14 months ago the willows along the Henderson lake frontage were all sprayed from the air. Some regeneration has occurred. Spraying was an option because there were no native trees within the riparian zone. The willow trunks will be left to rot and fall and natives will be spot planted in the zone. The lake does not have a huge catchment area within the farm, perhaps 30ha. Silt traps and associated drainage will be installed in future.

Under the whole farm management plan, numbers of cows have been reduced by 100, the effluent irrigation area extended from 30ha to 100ha and different fertiliser applications have been used for different soil types. Richard is also moving towards liquid urea spreading with a Metalform Tow and Fert mixer and sprayer which cuts the urea down by half to 35kg/ha, dissolved and applied in 200litres/ha of water.

The second farm on lake edge belongs to the Reese family.
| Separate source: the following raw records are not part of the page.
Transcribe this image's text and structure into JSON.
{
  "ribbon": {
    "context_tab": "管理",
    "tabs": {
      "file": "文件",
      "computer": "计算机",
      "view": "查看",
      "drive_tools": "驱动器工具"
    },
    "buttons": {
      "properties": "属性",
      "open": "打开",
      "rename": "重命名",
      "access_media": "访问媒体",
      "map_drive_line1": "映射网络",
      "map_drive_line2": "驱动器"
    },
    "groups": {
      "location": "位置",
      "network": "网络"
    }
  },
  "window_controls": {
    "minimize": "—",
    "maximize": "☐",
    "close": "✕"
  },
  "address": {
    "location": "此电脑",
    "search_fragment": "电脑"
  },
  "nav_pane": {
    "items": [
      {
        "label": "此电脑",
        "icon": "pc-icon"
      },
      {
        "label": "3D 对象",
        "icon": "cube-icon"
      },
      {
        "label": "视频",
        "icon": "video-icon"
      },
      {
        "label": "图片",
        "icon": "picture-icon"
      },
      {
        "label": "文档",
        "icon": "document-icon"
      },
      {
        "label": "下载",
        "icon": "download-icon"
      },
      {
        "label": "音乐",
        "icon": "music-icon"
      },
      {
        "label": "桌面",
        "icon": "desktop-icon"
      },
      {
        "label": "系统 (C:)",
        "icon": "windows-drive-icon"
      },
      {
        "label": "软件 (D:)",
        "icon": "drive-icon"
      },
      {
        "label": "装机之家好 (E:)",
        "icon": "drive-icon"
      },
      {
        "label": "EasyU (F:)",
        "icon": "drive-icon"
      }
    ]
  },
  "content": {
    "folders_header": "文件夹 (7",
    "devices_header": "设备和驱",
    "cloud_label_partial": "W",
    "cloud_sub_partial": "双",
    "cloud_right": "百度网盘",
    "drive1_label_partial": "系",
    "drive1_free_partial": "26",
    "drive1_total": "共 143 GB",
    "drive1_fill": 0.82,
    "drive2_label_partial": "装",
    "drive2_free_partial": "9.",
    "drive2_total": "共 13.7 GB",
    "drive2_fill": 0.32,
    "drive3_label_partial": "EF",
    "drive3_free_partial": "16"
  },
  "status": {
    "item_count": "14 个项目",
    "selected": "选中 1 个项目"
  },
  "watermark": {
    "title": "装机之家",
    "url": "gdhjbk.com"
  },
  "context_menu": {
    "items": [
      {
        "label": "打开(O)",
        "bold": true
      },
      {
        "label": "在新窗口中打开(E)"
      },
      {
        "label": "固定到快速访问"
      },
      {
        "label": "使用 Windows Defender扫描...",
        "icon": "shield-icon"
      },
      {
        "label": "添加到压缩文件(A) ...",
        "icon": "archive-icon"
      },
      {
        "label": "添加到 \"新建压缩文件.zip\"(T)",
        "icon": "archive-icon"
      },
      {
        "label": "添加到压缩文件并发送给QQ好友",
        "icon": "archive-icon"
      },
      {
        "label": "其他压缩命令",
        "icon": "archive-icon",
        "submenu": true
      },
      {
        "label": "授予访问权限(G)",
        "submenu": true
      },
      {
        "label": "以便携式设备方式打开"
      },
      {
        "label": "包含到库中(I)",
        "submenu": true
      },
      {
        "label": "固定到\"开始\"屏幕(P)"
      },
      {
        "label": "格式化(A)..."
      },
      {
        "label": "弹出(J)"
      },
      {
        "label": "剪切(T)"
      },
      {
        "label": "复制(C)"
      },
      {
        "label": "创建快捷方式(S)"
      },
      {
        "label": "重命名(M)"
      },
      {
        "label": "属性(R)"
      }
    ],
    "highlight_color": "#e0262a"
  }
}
Pat Kuriger, sharemilker for the Reese Trust, has been on the Horsham Downs farm for six seasons and is wintering 460 cows on 143ha effective, with a 40-a-side herringbone shed. Two years ago a new boundary fence was erected along the lake edge, enclosing a generous riparian zone. Where the zone is free of willows, Pat has mowed the grass prior to planting of native trees by Landcare Trust, conservation volunteers, local farmers, DOC and Fonterra. Some spot spraying has then been done to “release” those small trees from pasture regrowth. The eastern end of the lake zone contains three mai mais, which in May are well used for duck shooting.